Data.Function related functions.

Synopsis

# Documentation

const2 :: a -> b -> c -> a Source #

const of const.

const2 5 undefined undefined == 5
const (const 5) undefined undefined == 5

# Predicate composition.

predicate_and :: (t -> Bool) -> (t -> Bool) -> t -> Bool Source #

&& of predicates.

predicate_all :: [t -> Bool] -> t -> Bool Source #

all of predicates.

let r = [False,False,True,False,True,False]
in map (predicate_all [(> 0),(< 5),even]) [0..5] == r

predicate_or :: (t -> Bool) -> (t -> Bool) -> t -> Bool Source #

|| of predicates.

predicate_any :: [t -> Bool] -> t -> Bool Source #

any of predicates, ie. logical or of list of predicates.

let r = [True,False,True,False,True,True]
in map (predicate_any [(== 0),(== 5),even]) [0..5] == r

# Function composition.

(.:) :: (Functor f, Functor g) => (a -> b) -> f (g a) -> f (g b) infixr 8 Source #

fmap . fmap, ie. (t -> c) -> (a -> b -> t) -> a -> b -> c.

(.::) :: (Functor f, Functor g, Functor h) => (a -> b) -> f (g (h a)) -> f (g (h b)) infixr 8 Source #

fmap . .:, ie. (t -> d) -> (a -> b -> c -> t) -> a -> b -> c -> d.

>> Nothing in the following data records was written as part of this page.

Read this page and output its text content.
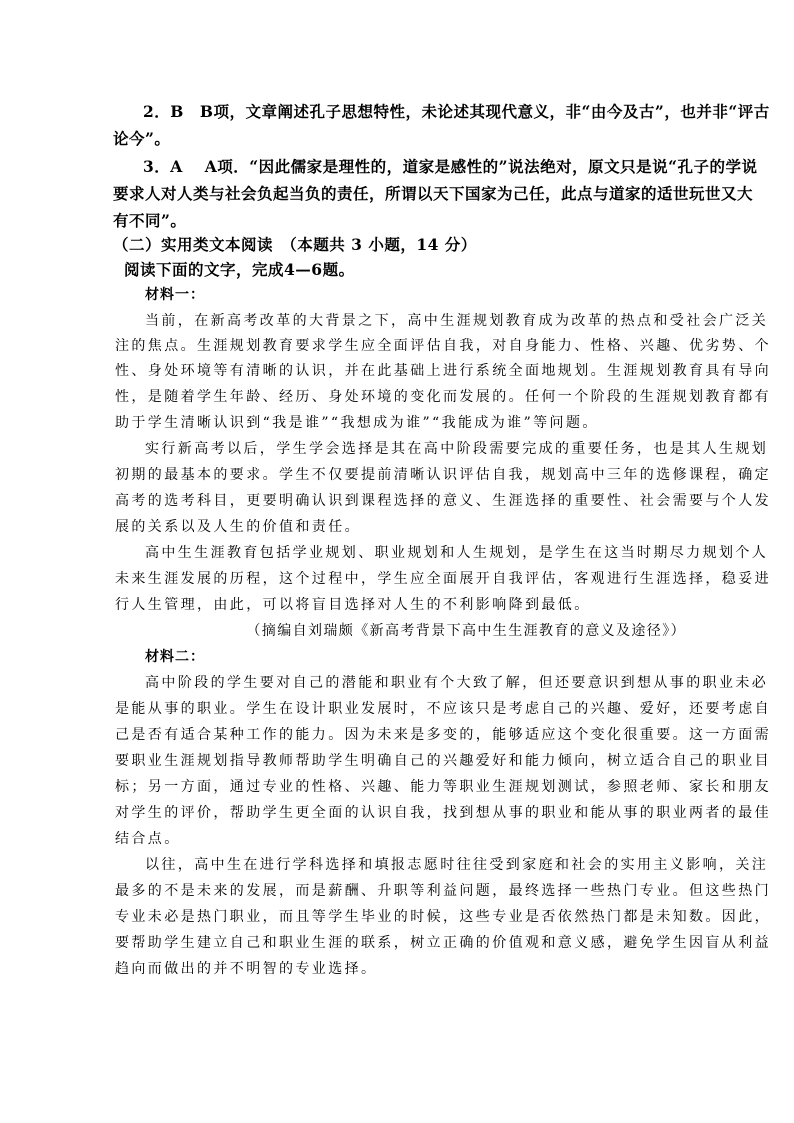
2．B　B项，文章阐述孔子思想特性，未论述其现代意义，非“由今及古”，也并非“评古
论今”。
3．A　 A项．“因此儒家是理性的，道家是感性的”说法绝对，原文只是说“孔子的学说
要求人对人类与社会负起当负的责任，所谓以天下国家为己任，此点与道家的适世玩世又大
有不同”。
（二）实用类文本阅读　（本题共 3 小题，14 分）
阅读下面的文字，完成4—6题。
材料一：
当前，在新高考改革的大背景之下，高中生涯规划教育成为改革的热点和受社会广泛关
注的焦点。生涯规划教育要求学生应全面评估自我，对自身能力、性格、兴趣、优劣势、个
性、身处环境等有清晰的认识，并在此基础上进行系统全面地规划。生涯规划教育具有导向
性，是随着学生年龄、经历、身处环境的变化而发展的。任何一个阶段的生涯规划教育都有
助于学生清晰认识到“我是谁”“我想成为谁”“我能成为谁”等问题。
实行新高考以后，学生学会选择是其在高中阶段需要完成的重要任务，也是其人生规划
初期的最基本的要求。学生不仅要提前清晰认识评估自我，规划高中三年的选修课程，确定
高考的选考科目，更要明确认识到课程选择的意义、生涯选择的重要性、社会需要与个人发
展的关系以及人生的价值和责任。
高中生生涯教育包括学业规划、职业规划和人生规划，是学生在这当时期尽力规划个人
未来生涯发展的历程，这个过程中，学生应全面展开自我评估，客观进行生涯选择，稳妥进
行人生管理，由此，可以将盲目选择对人生的不利影响降到最低。
（摘编自刘瑞颇《新高考背景下高中生生涯教育的意义及途径》）
材料二：
高中阶段的学生要对自己的潜能和职业有个大致了解，但还要意识到想从事的职业未必
是能从事的职业。学生在设计职业发展时，不应该只是考虑自己的兴趣、爱好，还要考虑自
己是否有适合某种工作的能力。因为未来是多变的，能够适应这个变化很重要。这一方面需
要职业生涯规划指导教师帮助学生明确自己的兴趣爱好和能力倾向，树立适合自己的职业目
标；另一方面，通过专业的性格、兴趣、能力等职业生涯规划测试，参照老师、家长和朋友
对学生的评价，帮助学生更全面的认识自我，找到想从事的职业和能从事的职业两者的最佳
结合点。
以往，高中生在进行学科选择和填报志愿时往往受到家庭和社会的实用主义影响，关注
最多的不是未来的发展，而是薪酬、升职等利益问题，最终选择一些热门专业。但这些热门
专业未必是热门职业，而且等学生毕业的时候，这些专业是否依然热门都是未知数。因此，
要帮助学生建立自己和职业生涯的联系，树立正确的价值观和意义感，避免学生因盲从利益
趋向而做出的并不明智的专业选择。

(.:::) :: (Functor f, Functor g, Functor h, Functor i) => (a -> b) -> f (g (h (i a))) -> f (g (h (i b))) infixr 8 Source #

fmap . .::.

(.::::) :: (Functor f, Functor g, Functor h, Functor i, Functor j) => (a -> b) -> f (g (h (i (j a)))) -> f (g (h (i (j b)))) infixr 8 Source #

fmap . .:::.

(.:::::) :: (Functor f, Functor g, Functor h, Functor i, Functor j, Functor k) => (a -> b) -> f (g (h (i (j (k a))))) -> f (g (h (i (j (k b))))) infixr 8 Source #

fmap . .::::.